Still, sympathy for Israelis among Republicans has declined by 10 percentage points since 2024, hitting its lowest level since 2004.

Generational differences in attitudes are also pronounced. Among Americans between the ages of 18 and 34, 53 percent said they sympathized more with Palestinians. It was the first time a majority in this age group had taken that position. Only 23 percent sympathized more with Israelis, a record low.

Among those in the 35-54 age range, 46 percent sympathized more with the Palestinians, compared with 28 percent for Israelis, marking a reversal from 12 months ago when 45 percent sympathized more with Israelis and 33 percent with Palestinians.

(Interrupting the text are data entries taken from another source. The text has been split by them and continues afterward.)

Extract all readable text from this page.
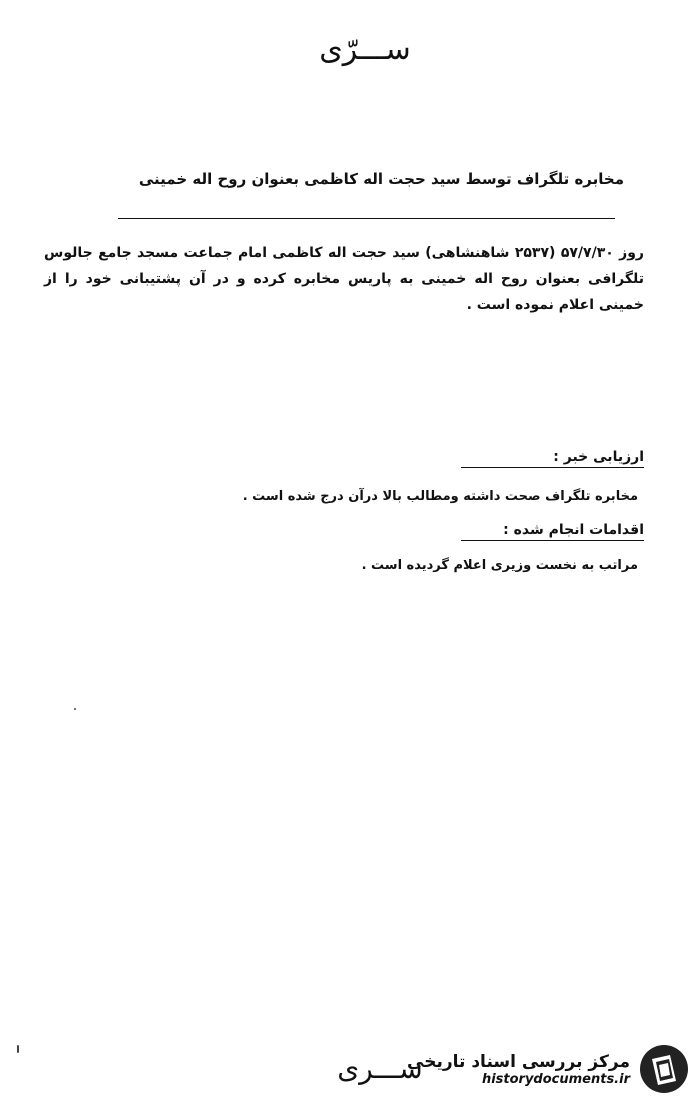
ســـرّی
مخابره تلگراف توسط سید حجت اله کاظمی بعنوان روح اله خمینی
روز ۵۷/۷/۳۰ (۲۵۳۷ شاهنشاهی) سید حجت اله کاظمی امام جماعت مسجد جامع جالوس تلگرافی بعنوان روح اله خمینی به پاریس مخابره کرده و در آن پشتیبانی خود را از خمینی اعلام نموده است .
ارزیابی خبر :
مخابره تلگراف صحت داشته ومطالب بالا درآن درج شده است .
اقدامات انجام شده :
مراتب به نخست وزیری اعلام گردیده است .
ســـری
مرکز بررسی اسناد تاریخی
historydocuments.ir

Americans age 55 and older remain more sympathetic to Israelis: 49 percent compared with 31 percent for Palestinians. However, this year was the first since 2005 in which less than half of older Americans sympathized more with Israelis.

Beyond the question of sympathies, the poll also found that overall favorability ratings of Israel and the Palestinian territories had also shifted.

Americans rated Israel much more favorably than the Occupied Palestinian Territories in Gallup surveys between 2000 to 2024. The latest poll found that views on Israel were among the least positive Gallup has measured. Meanwhile, views on the Palestinian territories, though still net negative overall, were the most positive on record.

Support among Americans for a two-state solution also reached one of the highest levels in the history of tracking by Gallup: 57 percent of respondents said they favored the establishment of an independent Palestinian state alongside Israel, 28 percent opposed it and 15 percent had no opinion.

The support was strongest among Democrats, at 77 percent, and 57 percent of independents also backed a two-state solution, levels that have been generally consistent since 2023.

Republican support has fluctuated sharply in recent years. It fell from 43 percent before the Oct. 7 attacks in 2023 to 26 percent in the immediate aftermath, the largest single-year drop recorded among any party group. Support rebounded to 41 percent last year, before declining again to 33 percent in the latest survey.

With the exception of 2024, the current 44 percentage point gap between Democrats and Republicans is the widest Gallup has recorded on the issue.

Nevertheless, Americans remain more supportive of a two-state solution than Israelis or Palestinians themselves: in 2025, only 27 percent of Israelis and 33 percent of Palestinians living in the West Bank and East Jerusalem said they supported such a proposal.